El presidente ejecutivo de la Federación Colombiana de Ganaderos (Fedegán), José Félix Lafaurie, solicitó al Gobierno nacional poner en marcha acciones concretas para atender la emergencia que atraviesa el sector ganadero en las regiones golpeadas por el fenómeno de El Niño. Lafaurie advirtió que los productores necesitan soluciones y no solo declaraciones públicas, según el reporte de Infobae.
Fedegán es la organización gremial que agrupa a los ganaderos del país y actúa como vocera del sector frente a las autoridades. En las últimas semanas, el gremio ha señalado que las condiciones climáticas derivadas de El Niño, caracterizadas por menores lluvias y altas temperaturas, han reducido la disponibilidad de pasto y agua para el ganado. Esa situación pone en riesgo la alimentación de los animales y la sostenibilidad de miles de predios, en especial en zonas de trópico bajo y en regiones donde la ganadería es la principal actividad económica.
El fenómeno de El Niño es un evento climático recurrente que produce alteraciones en los patrones de lluvia y elevación de temperaturas en distintas regiones de Colombia. Su impacto en la ganadería incluye menor producción de leche y carne, pérdida de peso en los animales, aumento de la mortalidad del hato y presión sobre los costos de suplementación alimentaria. En zonas donde el acceso a agua depende de jagüeyes y ríos, la sequía prolongada obliga a los productores a asumir gastos adicionales para mantener el ganado vivo.
El llamado de Lafaurie se concentra en dos frentes: el productivo, vinculado a la alimentación y el sostenimiento de los animales, y el sanitario, relacionado con el riesgo de brotes de enfermedades asociados al estrés calórico y a la baja en las defensas del ganado. Fedegán ha insistido en que las campañas oficiales de prevención y los créditos blandos anunciados deben aterrizar en los municipios afectados con asistencia técnica, entrega de insumos y acompañamiento de las secretarías de Agricultura departamentales.

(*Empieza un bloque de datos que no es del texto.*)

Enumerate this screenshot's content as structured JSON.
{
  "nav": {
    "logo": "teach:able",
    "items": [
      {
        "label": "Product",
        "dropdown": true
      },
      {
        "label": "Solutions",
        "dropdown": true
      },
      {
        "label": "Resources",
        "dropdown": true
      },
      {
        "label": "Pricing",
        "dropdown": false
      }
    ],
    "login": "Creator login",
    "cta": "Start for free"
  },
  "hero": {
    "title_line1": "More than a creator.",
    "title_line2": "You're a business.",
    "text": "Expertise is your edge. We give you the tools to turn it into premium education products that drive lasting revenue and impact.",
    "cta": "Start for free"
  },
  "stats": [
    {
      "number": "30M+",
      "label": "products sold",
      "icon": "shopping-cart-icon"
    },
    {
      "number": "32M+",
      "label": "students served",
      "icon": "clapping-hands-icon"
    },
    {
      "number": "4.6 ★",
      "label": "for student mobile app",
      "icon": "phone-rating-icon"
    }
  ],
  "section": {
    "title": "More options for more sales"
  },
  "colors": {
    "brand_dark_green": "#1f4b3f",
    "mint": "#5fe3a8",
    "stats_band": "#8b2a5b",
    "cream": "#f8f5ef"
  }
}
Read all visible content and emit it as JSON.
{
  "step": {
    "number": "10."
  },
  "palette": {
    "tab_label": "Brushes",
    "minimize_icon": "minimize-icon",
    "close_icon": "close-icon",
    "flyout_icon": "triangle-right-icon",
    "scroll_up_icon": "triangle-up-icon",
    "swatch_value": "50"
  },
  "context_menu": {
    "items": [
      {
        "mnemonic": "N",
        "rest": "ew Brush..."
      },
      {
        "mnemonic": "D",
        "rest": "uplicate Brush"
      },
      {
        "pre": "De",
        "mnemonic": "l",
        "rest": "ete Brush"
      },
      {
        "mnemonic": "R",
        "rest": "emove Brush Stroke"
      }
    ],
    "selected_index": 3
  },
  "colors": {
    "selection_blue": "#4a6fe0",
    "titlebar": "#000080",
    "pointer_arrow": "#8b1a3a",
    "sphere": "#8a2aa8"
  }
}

El sector ganadero tiene un peso significativo en la economía rural colombiana. La actividad genera empleo en cientos de municipios y sostiene cadenas productivas que llegan a la industria láctea, cárnica y de cueros. Por esa razón, una afectación prolongada del hato ganadero tiene consecuencias directas sobre el abastecimiento interno de alimentos y sobre los ingresos de las familias campesinas que dependen de la actividad.
La frase “los animales no comen discursos”, recogida por Infobae, resume el malestar del gremio con la respuesta oficial. Productores consultados en regiones afectadas han relatado demoras en la entrega de ayudas, escasez de créditos oportunos y limitaciones en los programas de suplementación animal. En algunos territorios, las asociaciones de productores han asumido con recursos propios la compra de silo, concentrado y sales mineralizadas para evitar la pérdida de animales.
El Gobierno nacional, a través del Ministerio de Agricultura y de entidades como la Unidad Nacional para la Gestión del Riesgo de Desastres (UNGRD), ha anunciado planes de atención para los sectores agropecuarios impactados por El Niño, incluyendo líneas especiales de crédito y programas de suplementación. Sin embargo, desde el gremio ganadero señalan que la ejecución de esos planes ha sido lenta y que no cubre la magnitud de la emergencia en zonas donde la sequía se extiende por meses.
Quedan sobre la mesa varios retos. Por un lado, articular de manera urgente a las autoridades nacionales, departamentales y municipales para llevar asistencia a los productores. Por otro, evaluar la activación de mecanismos de crédito, condonaciones parciales y fondos de recuperación para los pequeños y medianos ganaderos. Finalmente, robustecer la red de monitoreo sanitario y productivo para evitar que la emergencia climática se traduzca en pérdidas irreversibles en el hato nacional.